Sterilizing immunity means a pathogen is eliminated before it can even replicate inside you, ideally right at the point of entry. If you have sterilizing immunity, you won’t get infected and you won’t transmit the pathogen to others. Some vaccines, particularly those against measles and rubella, come close to achieving this in most people.
Protective immunity is more common. Here, the pathogen does manage to establish a foothold and replicate to some degree, but your memory cells kick in quickly enough to limit the damage. You might experience no symptoms at all, or only mild illness. This is what most COVID-19 vaccines provide after antibody levels have waned: they don’t reliably prevent infection, but they significantly reduce the risk of severe disease because memory B and T cells can rapidly mobilize a secondary response.
Which level of immunity you get depends on several factors: the overall strength and quality of the memory response the vaccine generated, how much time has passed since vaccination (and whether antibody levels have declined), and the incubation period of the pathogen. A slow-moving pathogen gives your immune memory more time to respond before infection takes hold. A fast-replicating one, like measles, demands that high antibody levels already be circulating at the moment of exposure.

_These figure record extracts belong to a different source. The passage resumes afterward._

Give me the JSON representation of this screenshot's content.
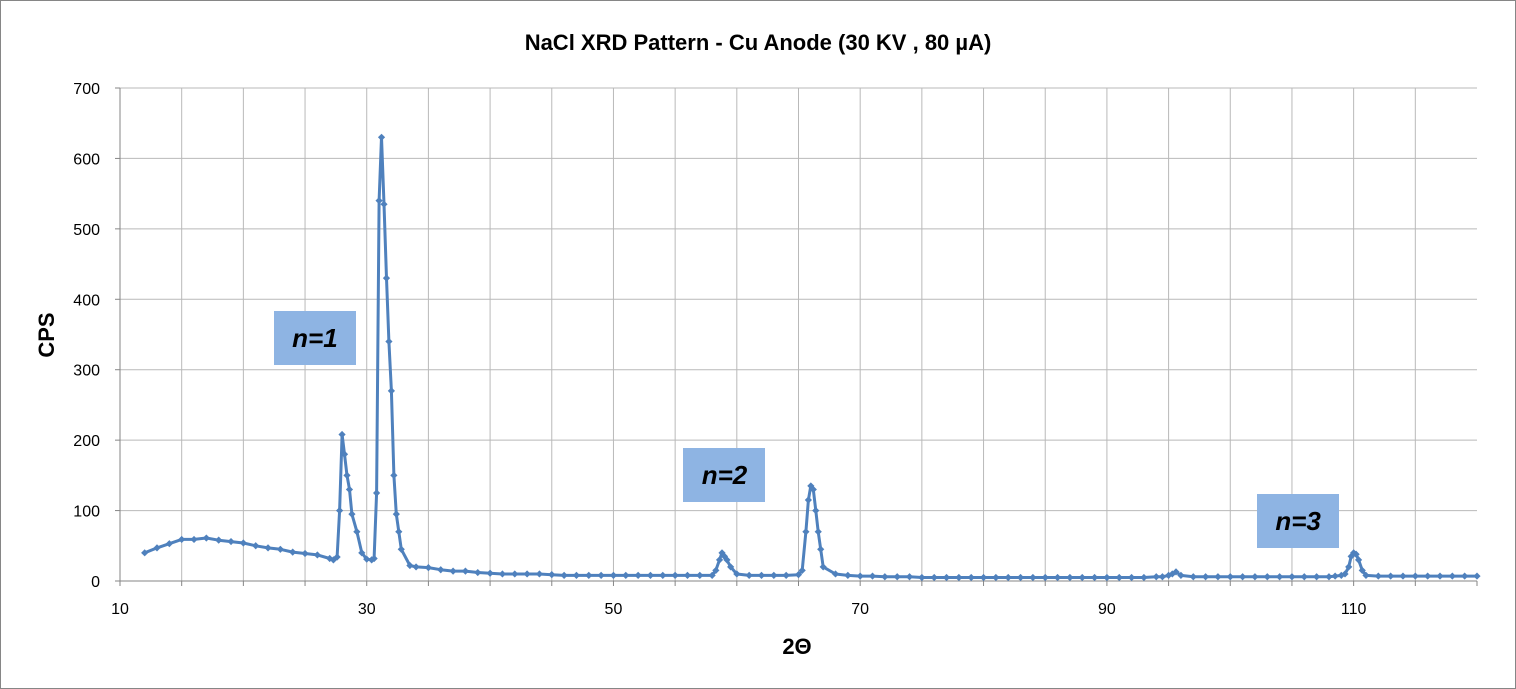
{
  "chart_data": {
    "type": "line",
    "title": "NaCl XRD Pattern - Cu Anode (30 KV , 80 µA)",
    "xlabel": "2Θ",
    "ylabel": "CPS",
    "xlim": [
      10,
      120
    ],
    "ylim": [
      0,
      700
    ],
    "xticks": [
      10,
      30,
      50,
      70,
      90,
      110
    ],
    "yticks": [
      0,
      100,
      200,
      300,
      400,
      500,
      600,
      700
    ],
    "grid": true,
    "line_color": "#4f81bd",
    "annotation_color": "#8eb4e3",
    "annotations": [
      {
        "text": "n=1",
        "x": 25.8,
        "y": 345
      },
      {
        "text": "n=2",
        "x": 59.0,
        "y": 150
      },
      {
        "text": "n=3",
        "x": 105.5,
        "y": 85
      }
    ],
    "series": [
      {
        "x": [
          12,
          13,
          14,
          15,
          16,
          17,
          18,
          19,
          20,
          21,
          22,
          23,
          24,
          25,
          26,
          27,
          27.3,
          27.6,
          27.8,
          28.0,
          28.2,
          28.4,
          28.6,
          28.8,
          29.2,
          29.6,
          30.0,
          30.4,
          30.6,
          30.8,
          31.0,
          31.2,
          31.4,
          31.6,
          31.8,
          32.0,
          32.2,
          32.4,
          32.6,
          32.8,
          33.5,
          34.0,
          35,
          36,
          37,
          38,
          39,
          40,
          41,
          42,
          43,
          44,
          45,
          46,
          47,
          48,
          49,
          50,
          51,
          52,
          53,
          54,
          55,
          56,
          57,
          58,
          58.3,
          58.6,
          58.8,
          59.0,
          59.2,
          59.5,
          60,
          61,
          62,
          63,
          64,
          65,
          65.3,
          65.6,
          65.8,
          66.0,
          66.2,
          66.4,
          66.6,
          66.8,
          67,
          68,
          69,
          70,
          71,
          72,
          73,
          74,
          75,
          76,
          77,
          78,
          79,
          80,
          81,
          82,
          83,
          84,
          85,
          86,
          87,
          88,
          89,
          90,
          91,
          92,
          93,
          94,
          94.5,
          95,
          95.3,
          95.6,
          96,
          97,
          98,
          99,
          100,
          101,
          102,
          103,
          104,
          105,
          106,
          107,
          108,
          108.5,
          109,
          109.3,
          109.6,
          109.8,
          110.0,
          110.2,
          110.4,
          110.7,
          111,
          112,
          113,
          114,
          115,
          116,
          117,
          118,
          119,
          120
        ],
        "y": [
          40,
          47,
          53,
          59,
          59,
          61,
          58,
          56,
          54,
          50,
          47,
          45,
          41,
          39,
          37,
          32,
          30,
          34,
          100,
          208,
          180,
          150,
          130,
          95,
          70,
          40,
          31,
          30,
          32,
          125,
          540,
          630,
          535,
          430,
          340,
          270,
          150,
          95,
          70,
          45,
          22,
          20,
          19,
          16,
          14,
          14,
          12,
          11,
          10,
          10,
          10,
          10,
          9,
          8,
          8,
          8,
          8,
          8,
          8,
          8,
          8,
          8,
          8,
          8,
          8,
          8,
          15,
          30,
          40,
          35,
          30,
          20,
          10,
          8,
          8,
          8,
          8,
          9,
          15,
          70,
          115,
          135,
          130,
          100,
          70,
          45,
          20,
          10,
          8,
          7,
          7,
          6,
          6,
          6,
          5,
          5,
          5,
          5,
          5,
          5,
          5,
          5,
          5,
          5,
          5,
          5,
          5,
          5,
          5,
          5,
          5,
          5,
          5,
          6,
          6,
          8,
          10,
          13,
          8,
          6,
          6,
          6,
          6,
          6,
          6,
          6,
          6,
          6,
          6,
          6,
          6,
          7,
          8,
          10,
          20,
          35,
          40,
          38,
          30,
          15,
          8,
          7,
          7,
          7,
          7,
          7,
          7,
          7,
          7,
          7
        ]
      }
    ]
  }
}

How Long Vaccine Immunity Lasts
There’s no single answer because it depends on the vaccine. Some provide decades of protection. The measles vaccine, for instance, is considered to confer lifelong immunity in most people after two doses. The hepatitis B vaccine generates protection that lasts 20 years or more in the majority of recipients. On the other end of the spectrum, flu vaccines are reformulated and re-administered annually, partly because the virus mutates rapidly and partly because antibody responses to inactivated vaccines fade relatively quickly.
The durability of immunity comes down to what happens after the initial response winds down. Long-lived plasma cells settle in the bone marrow and can continue producing low levels of antibodies for years without any further exposure to the pathogen. Memory B cells, meanwhile, remain dormant in lymph tissues but are primed for rapid reactivation. When they encounter the same pathogen again, they can quickly differentiate into new antibody-producing cells or generate a fresh wave of memory cells, mounting a faster and stronger response than the original vaccination produced.

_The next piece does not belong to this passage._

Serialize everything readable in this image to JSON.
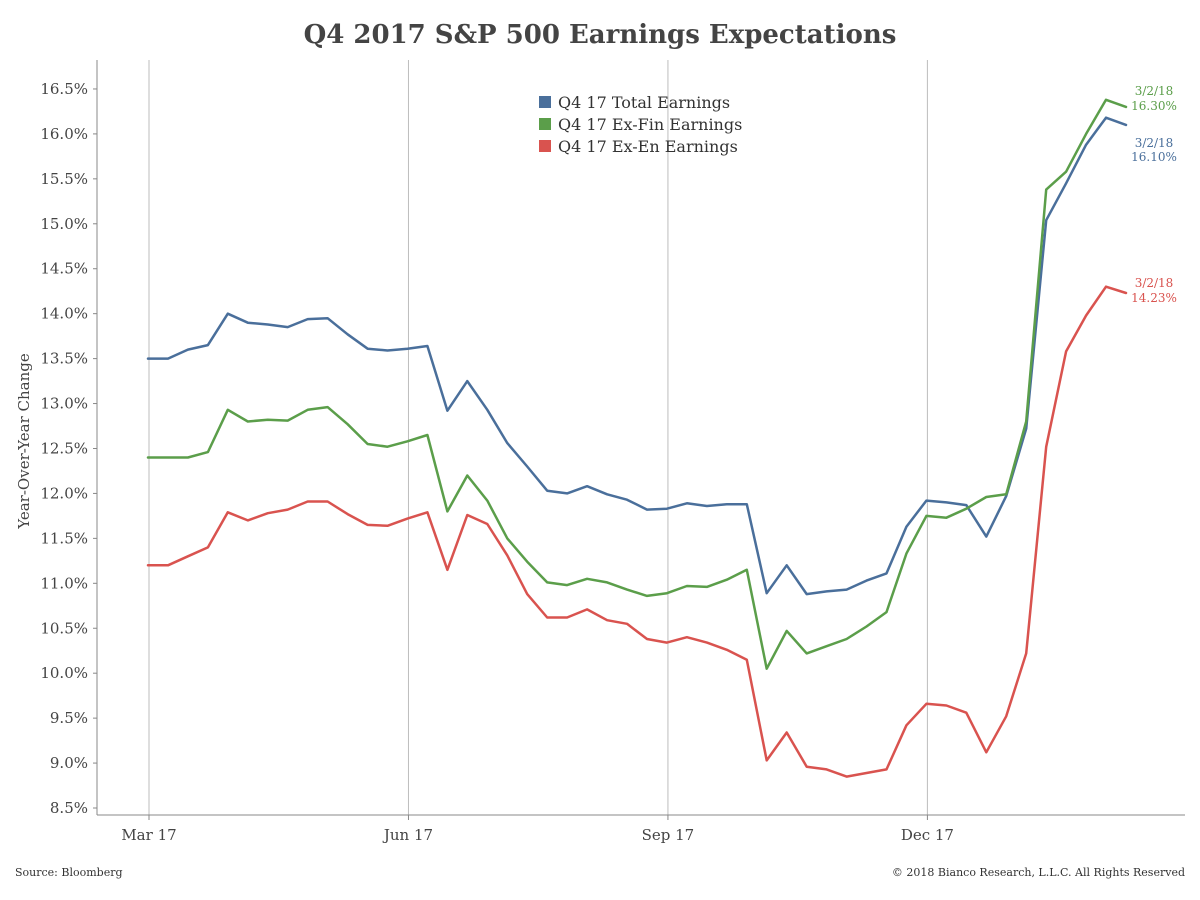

This system does have limits. Antibody concentrations naturally decline over time after any vaccination. In older adults, the memory response tends to be weaker because aged memory B cells are less efficient at transforming into antibody-producing cells upon restimulation. This is one reason booster doses become more important with age, and why vaccines for older populations sometimes use higher doses or added immune-stimulating ingredients to compensate.
Community-Level Protection
Vaccine-induced immunity doesn’t just protect the individual. When enough people in a population are immune, a pathogen can’t find enough susceptible hosts to sustain transmission. This is herd immunity, and it shields people who can’t be vaccinated, such as newborns or those with compromised immune systems.
The threshold varies by disease and depends on how contagious the pathogen is. Measles, one of the most transmissible infectious diseases known, requires roughly 95% of a population to be immune before transmission is reliably interrupted. Polio, which spreads less aggressively, requires about 80%. These thresholds are what governments use to set vaccination coverage targets, and falling below them, even slightly, can allow outbreaks to reignite in communities that were previously protected.